Atlanta Braves catcher Brian McCann has missed the first month of the season while rehabbing a torn labrum in his right shoulder. But, the six-time All-Star is expected to return to the Atlanta lineup within the next week.

I noted McCann went 2-for-4 with a home run and a single for Class AAA Gwinnett Friday night. In six rehab games between Gwinnett and Class A Rome, McCann is batting .364 with four home runs, nine RBIs and five runs scored. Sounds to me like he's ready.

But here's the problem for the Braves: Rookie catcher Evan Gattis has played well in McCann's absence, belting seven home runs and winning National League Rookie of the Month honors in April.

McCann isn't coming back to the majors to sit on the bench, so what will the Braves do with Gattis? From everything I've read, they intend to use him as a bench bat, maybe giving him some starts in the outfield or at first base. Makes sense. You don't want to demote a guy who has been a productive player for you.

But here's my question: Has Gattis done enough to make the Braves believe he is their catcher of the future? And, if so, will they trade McCann, who is in the last year of a seven-year contract that will pay him $12 million this season?

Or, do they look at Gattis as nothing more than a former 23rd-round draft pick on a career hot streak? Will they look to resign McCann, who is hardly old? He's 29, but he is coming off his worst season in 2012 and a fairly significant injury.

If I were the Braves, I don't think I'd give McCann the $12 to $15 million per year he'll likely command in free agency. That's too much money in my mind for a catcher. That said, if I were the Braves, I would not trade McCann. I'd hang on to him, play for this year and hope he's healthy enough to be a critical piece in a drive toward an NL East championship. If he walks at the end of the year, so be it.

But what if they do decide to deal McCann? Which teams need a catcher?

Well, start with the Yankees, who have half their team on the disabled list and have Francisco Cervelli getting the majority of the starts behind the plate. Anytime a left-hander power hitter becomes available, you have to believe New York will be in the hunt.

Maybe Detroit?

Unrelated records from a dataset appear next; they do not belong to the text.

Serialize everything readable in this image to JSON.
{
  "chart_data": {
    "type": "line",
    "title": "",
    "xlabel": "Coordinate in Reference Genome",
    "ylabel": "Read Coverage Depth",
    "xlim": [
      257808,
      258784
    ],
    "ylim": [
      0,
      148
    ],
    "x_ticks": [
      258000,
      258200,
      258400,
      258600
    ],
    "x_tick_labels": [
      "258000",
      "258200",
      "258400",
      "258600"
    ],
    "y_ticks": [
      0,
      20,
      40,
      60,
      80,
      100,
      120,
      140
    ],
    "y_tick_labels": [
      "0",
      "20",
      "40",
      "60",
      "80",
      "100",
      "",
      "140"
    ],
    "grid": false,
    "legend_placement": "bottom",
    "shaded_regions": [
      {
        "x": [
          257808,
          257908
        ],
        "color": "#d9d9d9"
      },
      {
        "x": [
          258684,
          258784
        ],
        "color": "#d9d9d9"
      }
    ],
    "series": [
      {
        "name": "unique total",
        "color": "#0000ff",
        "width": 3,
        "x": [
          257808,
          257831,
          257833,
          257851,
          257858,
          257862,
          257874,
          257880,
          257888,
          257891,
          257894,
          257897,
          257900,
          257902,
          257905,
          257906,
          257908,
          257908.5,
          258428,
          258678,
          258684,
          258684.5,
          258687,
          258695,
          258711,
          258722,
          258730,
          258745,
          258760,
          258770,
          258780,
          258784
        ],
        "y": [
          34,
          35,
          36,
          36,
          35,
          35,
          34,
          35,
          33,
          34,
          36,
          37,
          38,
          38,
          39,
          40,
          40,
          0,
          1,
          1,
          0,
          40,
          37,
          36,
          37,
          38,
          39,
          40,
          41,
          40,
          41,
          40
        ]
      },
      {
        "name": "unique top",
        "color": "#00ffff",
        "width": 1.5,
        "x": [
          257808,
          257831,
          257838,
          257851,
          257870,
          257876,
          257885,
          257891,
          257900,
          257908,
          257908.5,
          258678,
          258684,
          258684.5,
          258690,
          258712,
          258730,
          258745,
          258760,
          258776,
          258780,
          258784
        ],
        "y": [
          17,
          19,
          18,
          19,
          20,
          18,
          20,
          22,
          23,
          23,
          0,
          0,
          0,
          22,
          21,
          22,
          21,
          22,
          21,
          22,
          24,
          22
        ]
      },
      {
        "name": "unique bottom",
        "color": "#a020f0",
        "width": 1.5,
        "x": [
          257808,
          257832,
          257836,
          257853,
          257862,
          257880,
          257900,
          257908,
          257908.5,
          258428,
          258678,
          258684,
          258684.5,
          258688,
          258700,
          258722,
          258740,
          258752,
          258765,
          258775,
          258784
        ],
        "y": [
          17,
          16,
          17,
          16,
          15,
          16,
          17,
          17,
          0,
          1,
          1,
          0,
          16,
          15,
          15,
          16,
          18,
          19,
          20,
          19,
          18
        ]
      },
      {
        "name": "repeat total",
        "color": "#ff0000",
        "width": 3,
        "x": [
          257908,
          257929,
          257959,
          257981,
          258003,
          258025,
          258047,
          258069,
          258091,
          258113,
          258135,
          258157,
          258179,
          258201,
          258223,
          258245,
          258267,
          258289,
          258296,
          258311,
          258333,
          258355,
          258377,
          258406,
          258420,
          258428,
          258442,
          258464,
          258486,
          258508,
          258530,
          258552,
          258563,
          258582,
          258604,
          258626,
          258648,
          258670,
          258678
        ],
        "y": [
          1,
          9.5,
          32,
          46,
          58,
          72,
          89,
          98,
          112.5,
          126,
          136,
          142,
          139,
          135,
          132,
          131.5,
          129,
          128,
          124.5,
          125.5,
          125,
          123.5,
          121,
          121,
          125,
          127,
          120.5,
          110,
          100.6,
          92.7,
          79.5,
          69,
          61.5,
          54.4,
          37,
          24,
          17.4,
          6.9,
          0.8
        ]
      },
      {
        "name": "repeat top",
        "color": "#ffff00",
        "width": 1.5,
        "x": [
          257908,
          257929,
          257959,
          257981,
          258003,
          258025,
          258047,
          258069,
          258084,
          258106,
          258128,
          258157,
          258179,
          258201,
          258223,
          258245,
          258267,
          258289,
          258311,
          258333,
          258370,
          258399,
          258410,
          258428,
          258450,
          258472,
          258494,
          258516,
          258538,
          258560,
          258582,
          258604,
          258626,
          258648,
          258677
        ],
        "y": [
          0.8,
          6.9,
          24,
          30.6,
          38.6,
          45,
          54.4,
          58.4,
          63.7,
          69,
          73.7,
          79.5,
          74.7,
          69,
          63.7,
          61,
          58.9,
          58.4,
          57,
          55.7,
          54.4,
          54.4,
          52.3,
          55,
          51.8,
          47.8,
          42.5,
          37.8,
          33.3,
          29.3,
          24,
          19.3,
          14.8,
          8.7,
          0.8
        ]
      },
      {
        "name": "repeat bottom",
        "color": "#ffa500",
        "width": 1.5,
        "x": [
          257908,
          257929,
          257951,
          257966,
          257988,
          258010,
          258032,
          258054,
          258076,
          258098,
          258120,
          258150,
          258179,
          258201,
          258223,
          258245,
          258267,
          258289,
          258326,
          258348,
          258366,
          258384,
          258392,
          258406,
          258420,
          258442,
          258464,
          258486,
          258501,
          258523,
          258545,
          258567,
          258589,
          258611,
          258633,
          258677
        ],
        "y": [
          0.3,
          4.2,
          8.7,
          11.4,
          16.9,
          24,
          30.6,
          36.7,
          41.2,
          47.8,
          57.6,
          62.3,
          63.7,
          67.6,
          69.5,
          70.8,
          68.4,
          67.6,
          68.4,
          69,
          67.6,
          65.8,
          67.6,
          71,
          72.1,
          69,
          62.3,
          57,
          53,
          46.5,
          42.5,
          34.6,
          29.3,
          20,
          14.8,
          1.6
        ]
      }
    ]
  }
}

Doesn't it seem like Alex Avila always breaks down by the end of the year? Never underestimate Tigers owner Mike Ilitch. The octogenarian wants a World Series title before he dies and will spend any amount of money to get it.

I think Washington could use an upgrade behind the plate, but of course, there won't be any trades between the Nationals and the Braves. Those two teams will fight for the NL East lead all year.

Then, of course, there's the White Sox. I still don't understand why the Sox believe in Tyler Flowers. Through 28 games, Flowers is exactly who I thought he would be. He's hitting .186 with four home runs and 26 strikeouts in 70 ABs. About once a week, he hits a home run, and that's his sole contribution to the offense.

Can you tell I'm tired of the Flowers experiment? First week of May and I'm already looking around to see if there are any real catchers who might be available in a trade.